Economie

Les ex-actionnaires de Ioukos renoncent à saisir des actifs russes en France

Après plusieurs procédures judiciaires initiées pas les anciens actionnaires du groupe pétrolier russe contrôlé par Mikhaïl Khodorkovski, ces derniers ont renoncé à leurs prétentions financières contre l'Etat russe qui a nationalisé le groupe.

Un groupement d'ancien actionnaires de Ioukos, compagnie pétrolière de l'oligarque déchu Mikhaïl Khodorkovski, ont décidé de renoncer à saisir des actifs russes en France dans le cadre du bras de fer judiciaire qui les oppose depuis plus de dix ans à la Fédération de Russie. C'est ce qu'a annoncé son porte-parole, Jonathan Hill.

«Il n'est plus économiquement efficace de poursuivre l'exécution des sentences arbitrales en France», a annoncé Jonathan Hill, porte-parole de GML, société basée à Gibraltar qui réunit les anciens actionnaires majoritaires, le 10 octobre à l'AFP.

«Les avoirs placés sous séquestre par GML en France représentaient environ 800 millions d'euros. Mais, après les récents succès judiciaires de Moscou, seuls 30 millions sont encore entre nos mains. Nous y renonçons aujourd'hui», a relevé Jonathan Hill.

Plusieurs centaines de millions d'euros avaient été gelés en France, attisant les tensions entre Paris et Moscou. Ces bloquages avaient été effectués à la suite d'une décision de la Cour d'arbitrage de La Haye de juillet 2014. La Cour avait accordé un dédommagement record de 50 milliards de dollars (42,5 milliards d'euros au cours actuel) aux ex-actionnaires, estimant que la mise en faillite de Ioukos onze ans plus tôt avait été organisée par Moscou à des fins politiques.

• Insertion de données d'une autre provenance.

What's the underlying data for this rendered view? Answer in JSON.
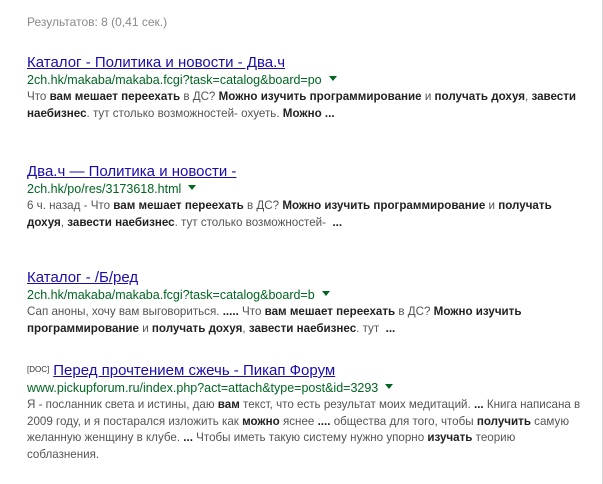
{
  "stats": "Результатов: 8 (0,41 сек.)",
  "results": [
    {
      "badge": "",
      "title": "Каталог - Политика и новости - Два.ч",
      "url": "2ch.hk/makaba/makaba.fcgi?task=catalog&board=po",
      "snippet_html": "Что <b>вам мешает переехать</b> в ДС? <b>Можно изучить программирование</b> и <b>получать дохуя</b>, <b>завести наебизнес</b>. тут столько возможностей- охуеть. <b>Можно ...</b>"
    },
    {
      "badge": "",
      "title": "Два.ч — Политика и новости -",
      "url": "2ch.hk/po/res/3173618.html",
      "snippet_html": "6 ч. назад - Что <b>вам мешает переехать</b> в ДС? <b>Можно изучить программирование</b> и <b>получать дохуя</b>, <b>завести наебизнес</b>. тут столько возможностей- &nbsp;<b>...</b>"
    },
    {
      "badge": "",
      "title": "Каталог - /Б/ред",
      "url": "2ch.hk/makaba/makaba.fcgi?task=catalog&board=b",
      "snippet_html": "Сап аноны, хочу вам выговориться. <b>.....</b> Что <b>вам мешает переехать</b> в ДС? <b>Можно изучить программирование</b> и <b>получать дохуя</b>, <b>завести наебизнес</b>. тут &nbsp;<b>...</b>"
    },
    {
      "badge": "[DOC]",
      "title": "Перед прочтением сжечь - Пикап Форум",
      "url": "www.pickupforum.ru/index.php?act=attach&type=post&id=3293",
      "snippet_html": "Я - посланник света и истины, даю <b>вам</b> текст, что есть результат моих медитаций. <b>...</b> Книга написана в 2009 году, и я постарался изложить как <b>можно</b> яснее <b>....</b> общества для того, чтобы <b>получить</b> самую желанную женщину в клубе. <b>...</b> Чтобы иметь такую систему нужно упорно <b>изучать</b> теорию соблазнения."
    }
  ]
}
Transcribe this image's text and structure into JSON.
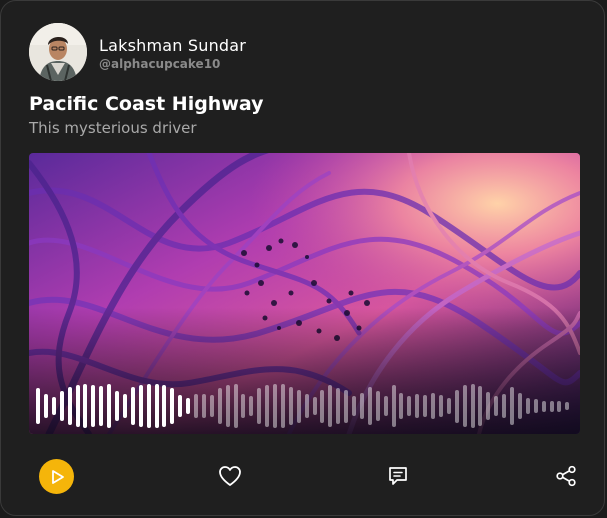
{
  "author": {
    "name": "Lakshman Sundar",
    "handle": "@alphacupcake10"
  },
  "track": {
    "title": "Pacific Coast Highway",
    "subtitle": "This mysterious driver"
  },
  "waveform": {
    "played_fraction": 0.29,
    "levels": [
      0.8,
      0.55,
      0.42,
      0.7,
      0.85,
      0.95,
      1.0,
      0.95,
      0.9,
      1.0,
      0.7,
      0.55,
      0.85,
      0.95,
      1.0,
      1.0,
      0.95,
      0.8,
      0.5,
      0.35,
      0.55,
      0.55,
      0.5,
      0.8,
      0.95,
      1.0,
      0.55,
      0.45,
      0.8,
      0.95,
      1.0,
      1.0,
      0.85,
      0.75,
      0.55,
      0.4,
      0.75,
      0.95,
      0.8,
      0.75,
      0.45,
      0.6,
      0.85,
      0.7,
      0.45,
      0.95,
      0.6,
      0.45,
      0.55,
      0.5,
      0.6,
      0.5,
      0.35,
      0.75,
      0.95,
      1.0,
      0.9,
      0.65,
      0.45,
      0.55,
      0.85,
      0.6,
      0.35,
      0.3,
      0.25,
      0.25,
      0.25,
      0.2
    ]
  },
  "actions": {
    "play": "play-icon",
    "like": "heart-icon",
    "comment": "comment-icon",
    "share": "share-icon"
  },
  "colors": {
    "accent": "#f5b50a",
    "card_bg": "#1f1f1f"
  }
}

Six mois plus tard, un juge français avait estimé que cette sentence arbitrale était applicable en France, autorisant de facto GML à y opérer des saisies pour obtenir réparation.

Ces opérations avaient provoqué l'ire de Moscou qui, jugeant ses intérêts stratégiques menacés, avait multiplié les recours devant les juridictions françaises pour les faire invalider. Avec succès : la plupart des saisies ont depuis été levées. Pour autant, ces annulations n'empêchaient pas les ex-actionnaires d'engager de nouvelles procédures.

L'affaire Ioukos, saga judiciaire hors norme au regard des montants en jeu, est loin d'être close. En avril 2016, un tribunal néerlandais a annulé l'arbitrage de juillet 2014. Il appartient désormais à une cour d'appel néerlandaise de se prononcer courant 2018 sur sa validité.

La GML, holding de l'oligarque en exil Khodorkovski

Le contentieux remonte à 2003, année où la compagnie pétrolière russe est accusée de fraude fiscale. Trois ans plus tard, en 2006, Ioukos est déclaré en faillite par la justice russe, puis revendu à l'opérateur public Rosfnet, dans ce qui revient à une nationalisation de facto.

D'ailleurs, à partir des années 2000, Ioukos avait entamé un rapprochement avec des groupes pétroliers américains. Il était même prévu qu'Exxon Mobil et Chevron Texaco rachètent la majorité des parts du géant énergétique russe en 2003, avec l'objectif de faire passer sous pavillon américain un fleuron énergétique et stratégique russe. Une fusion entre Ioukos et Sibneft (aujourd'hui le géant du gaz Gazprom) était également envisagée, ce qui aurait fait passer l'essentiel du secteur énergétique russe sous le contrôle d'intérêts américains.

Quant à son président, Mikhaïl Khodorkovski, il a été condamné pour détournement de fonds, évasion fiscale et blanchiment d'argent. Il a passé 10 ans en prison avant d'être gracié par Vladimir Poutine, pour raisons humanitaires, en décembre 2013.